Text Analytics Assistant (Filtering, Sort, Remove Duplicate) / Tool
Filtering
Remove lines
Sort order
This is a tool that runs in the browser and manipulates text line by line to assist in analysis. For logging and data analysis. Line count, filtering, sorting, duplicate line removal, etc.
- Converts automatically when entering text or changing settings.

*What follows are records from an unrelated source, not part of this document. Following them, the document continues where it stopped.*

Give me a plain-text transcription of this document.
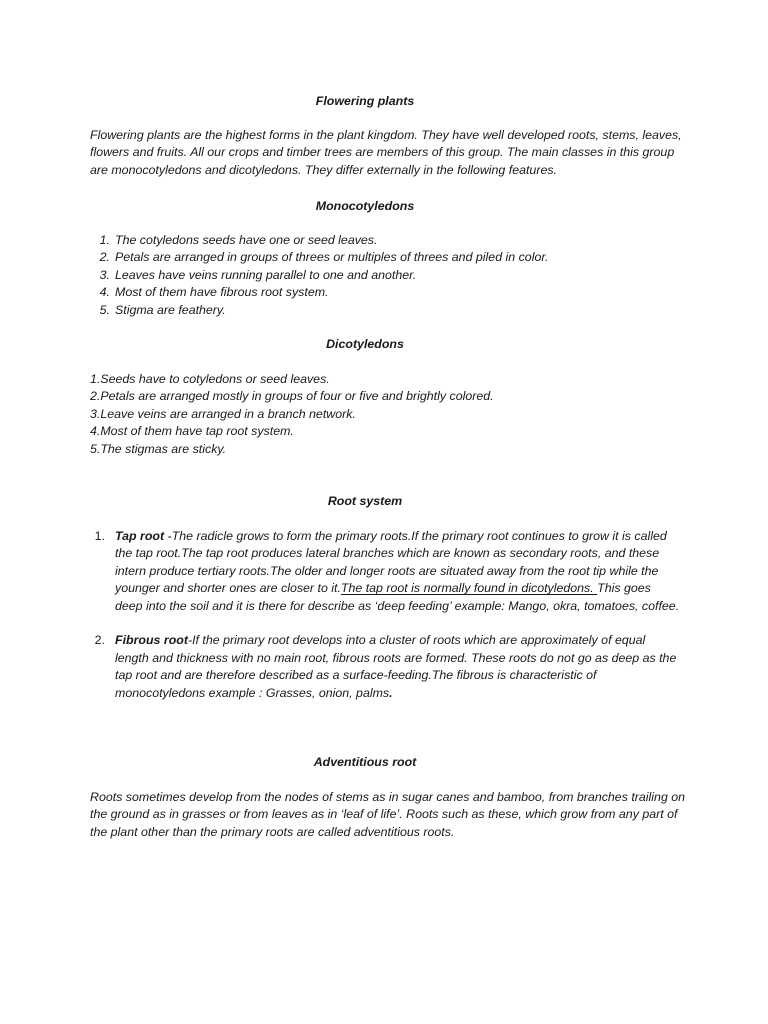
Flowering plants

Flowering plants are the highest forms in the plant kingdom. They have well developed roots, stems, leaves, flowers and fruits. All our crops and timber trees are members of this group. The main classes in this group are monocotyledons and dicotyledons. They differ externally in the following features.

Monocotyledons
1. The cotyledons seeds have one or seed leaves.
2. Petals are arranged in groups of threes or multiples of threes and piled in color.
3. Leaves have veins running parallel to one and another.
4. Most of them have fibrous root system.
5. Stigma are feathery.
Dicotyledons
1.Seeds have to cotyledons or seed leaves.
2.Petals are arranged mostly in groups of four or five and brightly colored.
3.Leave veins are arranged in a branch network.
4.Most of them have tap root system.
5.The stigmas are sticky.
Root system
1. Tap root -The radicle grows to form the primary roots.If the primary root continues to grow it is called the tap root.The tap root produces lateral branches which are known as secondary roots, and these intern produce tertiary roots.The older and longer roots are situated away from the root tip while the younger and shorter ones are closer to it.The tap root is normally found in dicotyledons. This goes deep into the soil and it is there for describe as ‘deep feeding’ example: Mango, okra, tomatoes, coffee.
2. Fibrous root-If the primary root develops into a cluster of roots which are approximately of equal length and thickness with no main root, fibrous roots are formed. These roots do not go as deep as the tap root and are therefore described as a surface-feeding.The fibrous is characteristic of monocotyledons example : Grasses, onion, palms.
Adventitious root

Roots sometimes develop from the nodes of stems as in sugar canes and bamboo, from branches trailing on the ground as in grasses or from leaves as in ‘leaf of life’. Roots such as these, which grow from any part of the plant other than the primary roots are called adventitious roots.
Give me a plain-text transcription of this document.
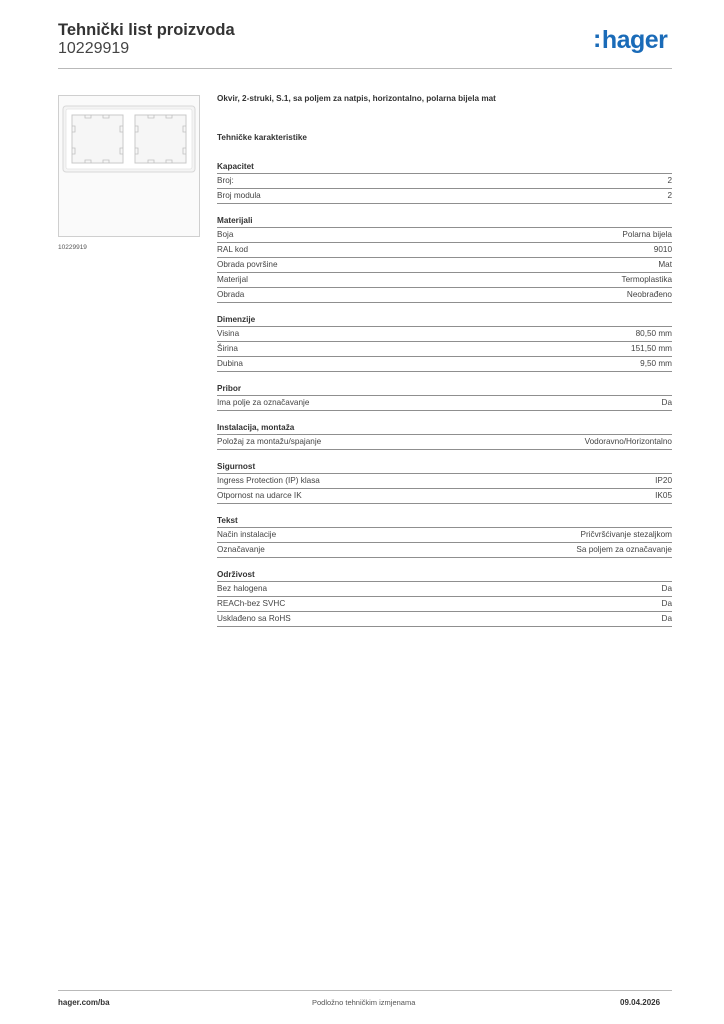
Tehnički list proizvoda
10229919	:hager
10229919
Okvir, 2-struki, S.1, sa poljem za natpis, horizontalno, polarna bijela mat
Tehničke karakteristike
Kapacitet
Broj:	2
Broj modula	2
Materijali
Boja	Polarna bijela
RAL kod	9010
Obrada površine	Mat
Materijal	Termoplastika
Obrada	Neobrađeno
Dimenzije
Visina	80,50 mm
Širina	151,50 mm
Dubina	9,50 mm
Pribor
Ima polje za označavanje	Da
Instalacija, montaža
Položaj za montažu/spajanje	Vodoravno/Horizontalno
Sigurnost
Ingress Protection (IP) klasa	IP20
Otpornost na udarce IK	IK05
Tekst
Način instalacije	Pričvršćivanje stezaljkom
Označavanje	Sa poljem za označavanje
Održivost
Bez halogena	Da
REACh-bez SVHC	Da
Usklađeno sa RoHS	Da
hager.com/ba	Podložno tehničkim izmjenama	09.04.2026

- Keywords: You can enter multiple keywords separated by a new line. In that case, filtering is done by OR.
- Remove blank lines: Remove lines containing only whitespace and line feed codes.
- Remove duplicate lines: Remove duplicate lines except for the first occurrence.
Filtering by Keyword
This is useful when you want to narrow down logs and other data for analysis.
e.g. Suppose you have a log text like this, and you want to see only process1.
INFO 2019-01-31 15:00:00.000 1234/process1 message
ERROR 2019-01-31 15:00:00.000 1234/process1 message
INFO 2019-01-31 15:00:00.000 4321/process2 message
INFO 2019-01-31 15:00:00.000 1234/process1 message
INFO 2019-01-31 15:00:00.000 4321/process2 message
INFO 2019-01-31 15:00:00.000 4321/process3 message
INFO 2019-01-31 15:00:00.000 1234/process1 message
Select “contain” & enter “process1” as a keyword…
INFO 2019-01-31 15:00:00.000 1234/process1 message
ERROR 2019-01-31 15:00:00.000 1234/process1 message
INFO 2019-01-31 15:00:00.000 1234/process1 message
INFO 2019-01-31 15:00:00.000 1234/process1 message
All lines except process1 have disappeared. Yay!
By the way, filtering is realized by regular expressions. In the case of “only lines that contain the keywords”, “lines that do not contain keywords” is removed using the following regular expression.
/^(?!.*(keyword1|keyword2)).*$(\r\n|\r|\n)?/gm
Regular expressions are introduced in the following articles.
Regex: Remove lines that match the conditions
Filtering
Ascending/Descending
- Ascending: Sort in order of decreasing size or in order of determined data.
- Descending: Sort in order of size or in reverse order of determined data.
Sort according to character code (UTF-16) order. In ascending order, the order is “symbols (half), numbers (half), alphabet (half), Characters (full), symbols (full), numbers (full), alphabet (full)“.
+ (half)
- (half)
1 (half)
2 (half)
A (half)
B (half)
あ (full)
い (full)
ア (full)
イ (full)
亜 (full)
腕 (full)
+ (full)
- (full)
1 (full)
2 (full)
A (full)
B (full)
Character count (Asc/Desc)
Sort by number of characters (not bytes).
Reverse
Reverses the order of the current input fields.